Salve, Ascencio aqui. Djonga é, inegavelmente, o nome mais relevante da atualidade no cenário nacional. Sua trajetória, até então, é praticamente conhecida por todos, “Fechando o corpo” é uma estreia de pouco barulho, mas de muito potencial, “Heresia”, como seu debut em álbuns, é força bruta pura, cheio de excessos e vícios, “O menino que queria ser deus” é a continuação mais polida que todo MC deseja emplacar, a obra prima de sua discografia e de lá pra cá, vieram “Ladrão” e “Histórias da minha área”, a sequência menos expressiva de seus projetos a qual se evidencia mais desgastes artísticos. 

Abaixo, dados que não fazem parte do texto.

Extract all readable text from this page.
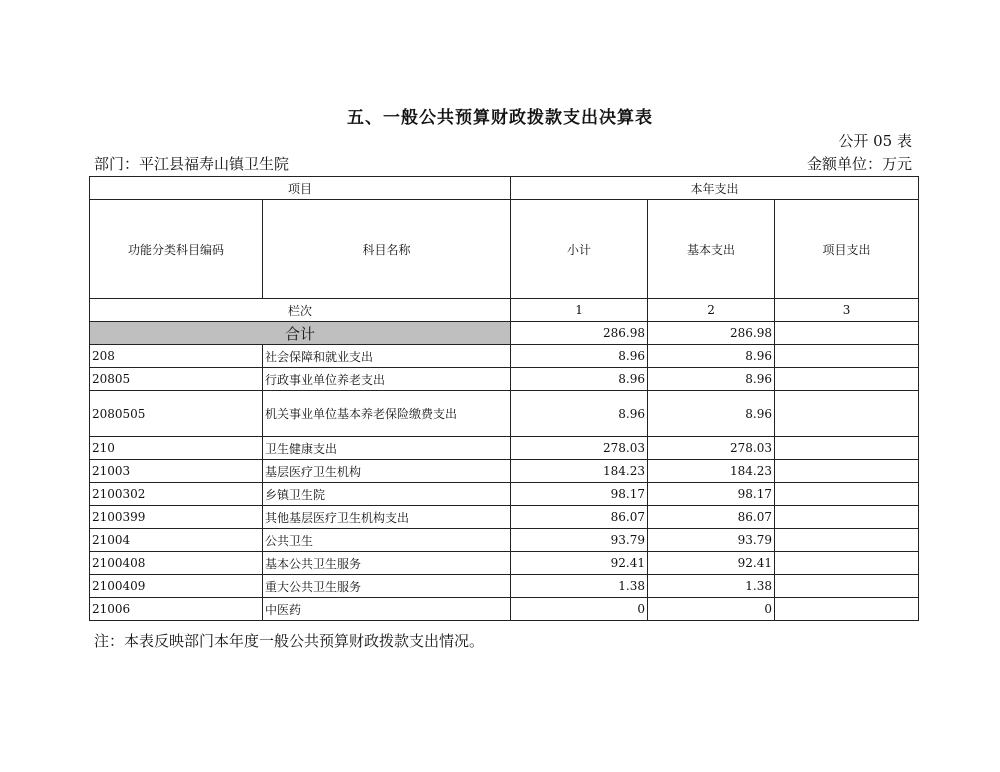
五、一般公共预算财政拨款支出决算表
公开 05 表
部门：平江县福寿山镇卫生院	金额单位：万元
项目		本年支出		
功能分类科目编码	科目名称	小计	基本支出	项目支出
栏次		1	2	3
合计		286.98	286.98	
208	社会保障和就业支出	8.96	8.96	
20805	行政事业单位养老支出	8.96	8.96	
2080505	机关事业单位基本养老保险缴费支出	8.96	8.96	
210	卫生健康支出	278.03	278.03	
21003	基层医疗卫生机构	184.23	184.23	
2100302	乡镇卫生院	98.17	98.17	
2100399	其他基层医疗卫生机构支出	86.07	86.07	
21004	公共卫生	93.79	93.79	
2100408	基本公共卫生服务	92.41	92.41	
2100409	重大公共卫生服务	1.38	1.38	
21006	中医药	0	0	
注：本表反映部门本年度一般公共预算财政拨款支出情况。
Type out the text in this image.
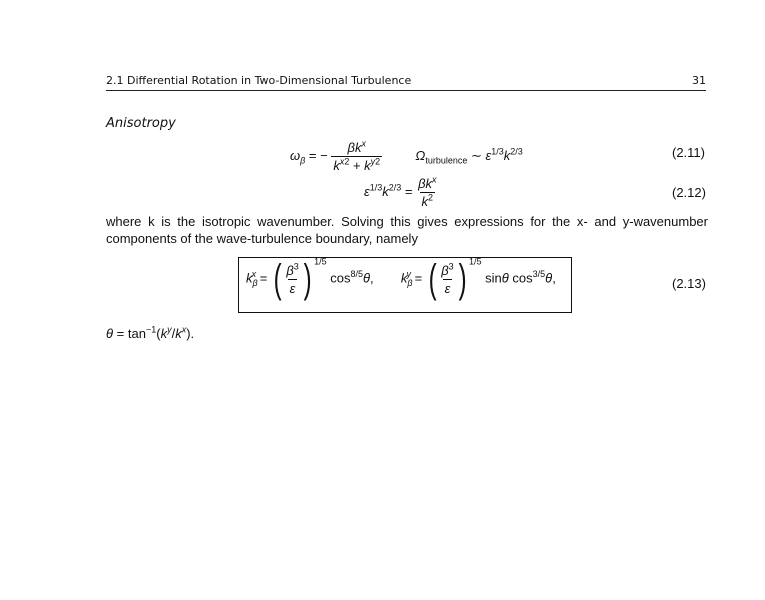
2.1 Differential Rotation in Two-Dimensional Turbulence	31
Anisotropy
$\omega_\beta$ = − $\frac{\beta k^x}{k^{x2} + k^{y2}}$	$\Omega_{turbulence}$ ∼ $\varepsilon^{1/3}k^{2/3}$	(2.11)
$\varepsilon^{1/3}k^{2/3} = \frac{\beta k^x}{k^2}$	(2.12)
where k is the isotropic wavenumber. Solving this gives expressions for the x- and y-wavenumber components of the wave-turbulence boundary, namely
$k_\beta^x$ = ( $\frac{\beta^3}{\varepsilon}$ ) $^{1/5}$ $\cos^{8/5}\theta$,  $k_\beta^y$ = ( $\frac{\beta^3}{\varepsilon}$ ) $^{1/5}$ sinθ $\cos^{3/5}\theta$,	(2.13)
$\theta = \tan^{-1}(k^y/k^x)$.
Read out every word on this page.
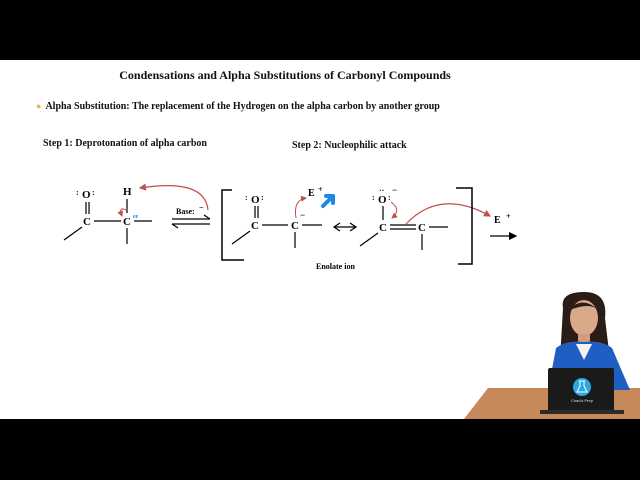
Condensations and Alpha Substitutions of Carbonyl Compounds
● Alpha Substitution: The replacement of the Hydrogen on the alpha carbon by another group
Step 1: Deprotonation of alpha carbon	Step 2: Nucleophilic attack
O
: :
C	C
H
ee
Base: −
O
: :
C	C
−
E +
O
: :
·· −
C	C
E +
Enolate ion
Chad's Prep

O dia 13 de março, pelos últimos quatro anos, foi o responsável por trazer ao jogo seus novos projetos e, em 2021, as coisas não foram diferentes. Mesmo com dúvidas acerca do novo drop, devido ao controverso show em tempos pandêmicos e seu afastamento das redes sociais, “Nu”, seu quinto álbum de estúdio, seguiu religiosamente o esperado, talvez pela última vez, segundo o próprio rapper em entrevista. A questão é que, justamente por causa desse episódio polêmico no final de 2020, Djonga resolveu manter a tradição. Além disso, também voltou porque queria, segundo o próprio, testar novas sonoridades e técnicas. Com isso, “Nu” tem em sua proposta responder aos problemas do passado e se renovar artisticamente, porém não faz tão bem assim nem um nem outro.

É melhor começar pela arte, nela, há um início bem promissor.  “Nós” é a track de abertura que já apresenta ao ouvinte novas apostas. Nagalli é uma novidade na produção dividida por Coyote em um instrumental de ao menos seis variações inéditas de beat. Interessante também são os sons de multidão, bem utilizados para explorar a coesão plural do título. Djonga rima, com costumeiro alto índice de acerto em suas barras, sobre seus sacrifícios e feitos em nome de seu público, família e amigos em uma performance técnica excelente num geral, aproveita algumas variações de beat mais do que outras, enquanto muda minimente seus flows sem nenhum escorregão. O resultado é de uma faixa técnica e tematicamente na medida para a proposta.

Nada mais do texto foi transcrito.